Mental Illness Awareness Week (MIAW) is Oct. 6-13, and is an opportunity to learn more about serious mental illnesses. It’s time to make a difference. Let’s stop history from repeating itself. Mental illness does not discriminate. It can strike anyone at any time. These are brain disorders and like other illnesses, recovery is possible. Treatment works — if a person can get it.
Unfortunately, there are long delays — sometimes decades — between the first appearance of symptoms and when people get help. Less than one-third of adults and less than one-half of children with a diagnosed illness receive treatment. Everyone should know about the nature of mental illness and treatment options available. To bring awareness of mental illness and its impact on individuals and families, NAMI Appalachian South, the local affiliate of NAMI NC and national NAMI (National Alliance on Mental Illness) is sponsoring several events.

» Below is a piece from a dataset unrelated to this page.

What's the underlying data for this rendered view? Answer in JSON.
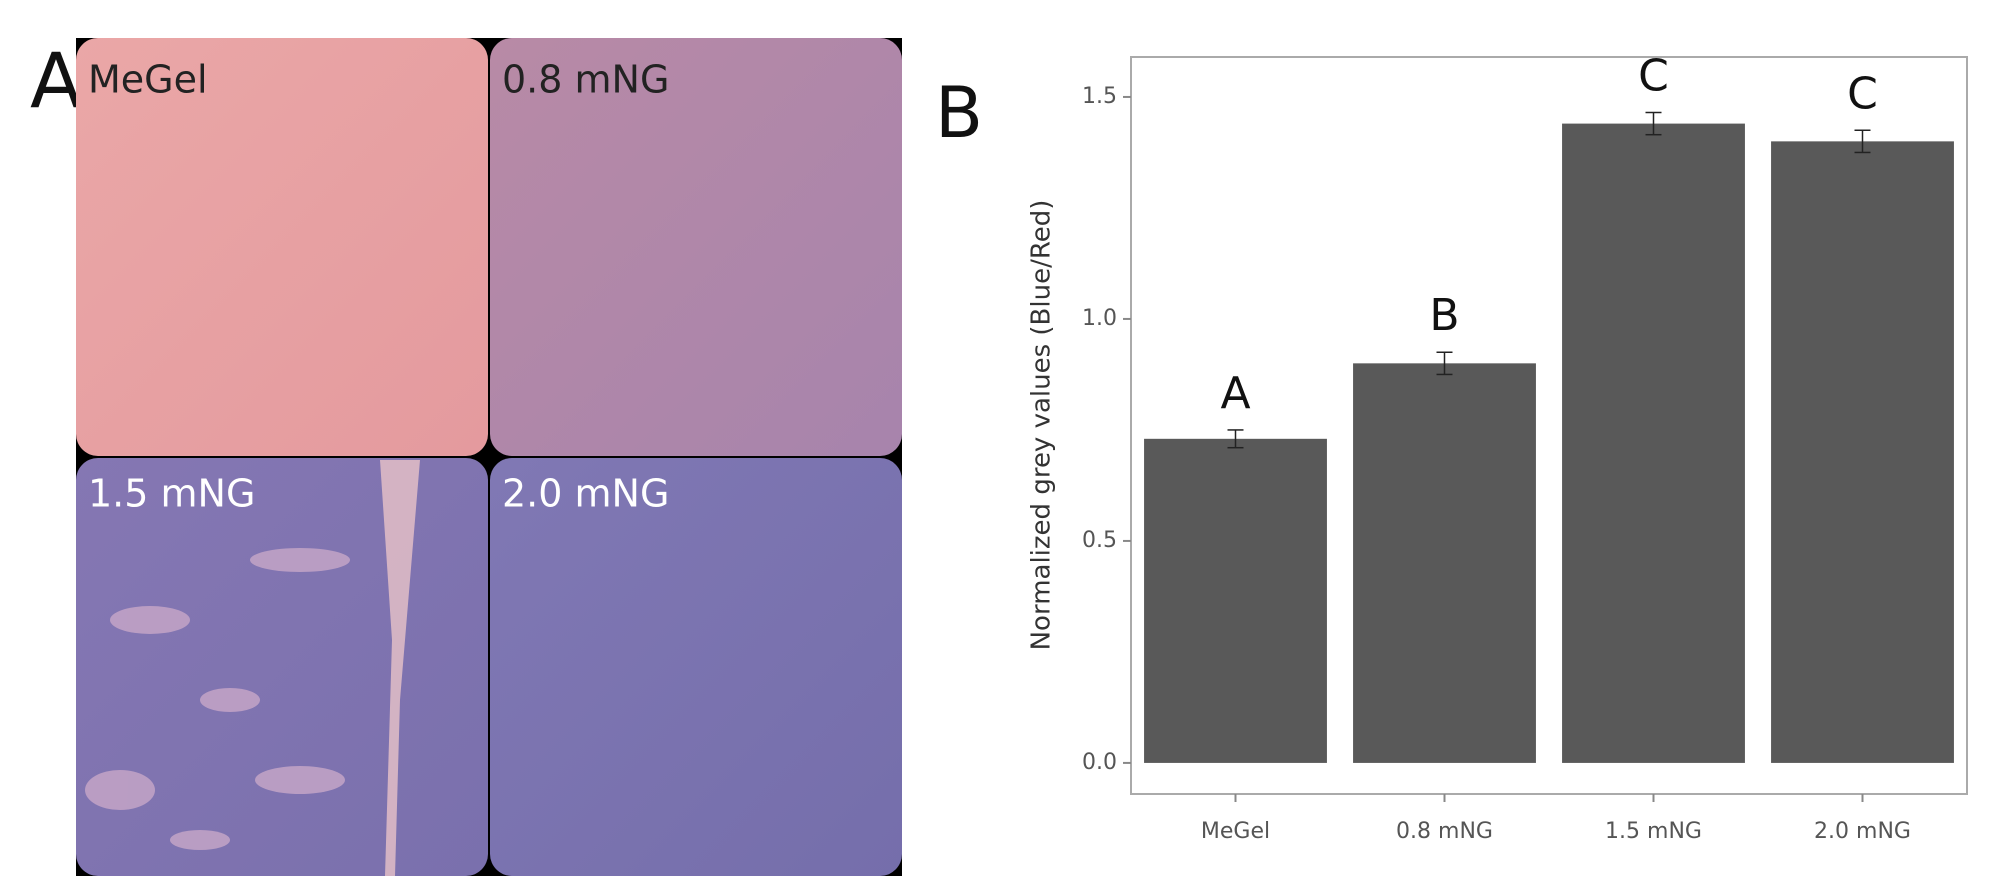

NAMI, in conjunction with the Macon County library, will feature a display at the library with pamphlets, local information and some very readable books and DVDs that can be checked out about many aspects of mental illness and other brain disorders. NAMI’s nationally recognized 10-week course, Peer-to- Peer will kick off on Oct. 1 in Franklin. This is a free course designed for individuals dealing with the challenges of a mental illness. Register by calling Ann at (828)369-7385. A Fun Fundraiser Sidewalk Sale will be in the Palmer St. Mall on Oct. 19 with information available about local resources. In conjunction with Smoky Mountain Center and Southwestern Community College, NAMI Appalachian South will sponsor the 40-hour Crisis Intervention Training for law enforcement officers and others involved in crisis situations where mental illness is a factor Oct. 21-25. Contact Curtis Dowdle (828)306-7040 to register. On Saturday, Nov. 16, there will be “A Big Event for Teachers and Parents: Children and Youth Mental Illness Awareness and Suicide Prevention.” NAMI members will be presenting the program “Parents and Teachers as Allies” and the Jason Foundation will present “Youth Suicide Prevention.” Lunch, CEUs and exhibits about local resources will be available. Contact Linda at (828)369-7184 or Donita at (828)526-9510 to register.
The U.S. Surgeon General has reported that stigma is a major barrier to people seeking help when they need it. In addition to the pain and agony of the person with a mental illness, family strain is an enormous “hidden cost” of untreated mental Illness. That’s why MIAW is so important and why NAMI emphasizes the messages: “You are not alone”; “Mental illness is no one’s fault”; “There is help and hope.”
Local NAMI events are funded by grants from Macon County Community Foundation, Macon County Funding Pool and a gift from the Neidig Family Charitable Foundation.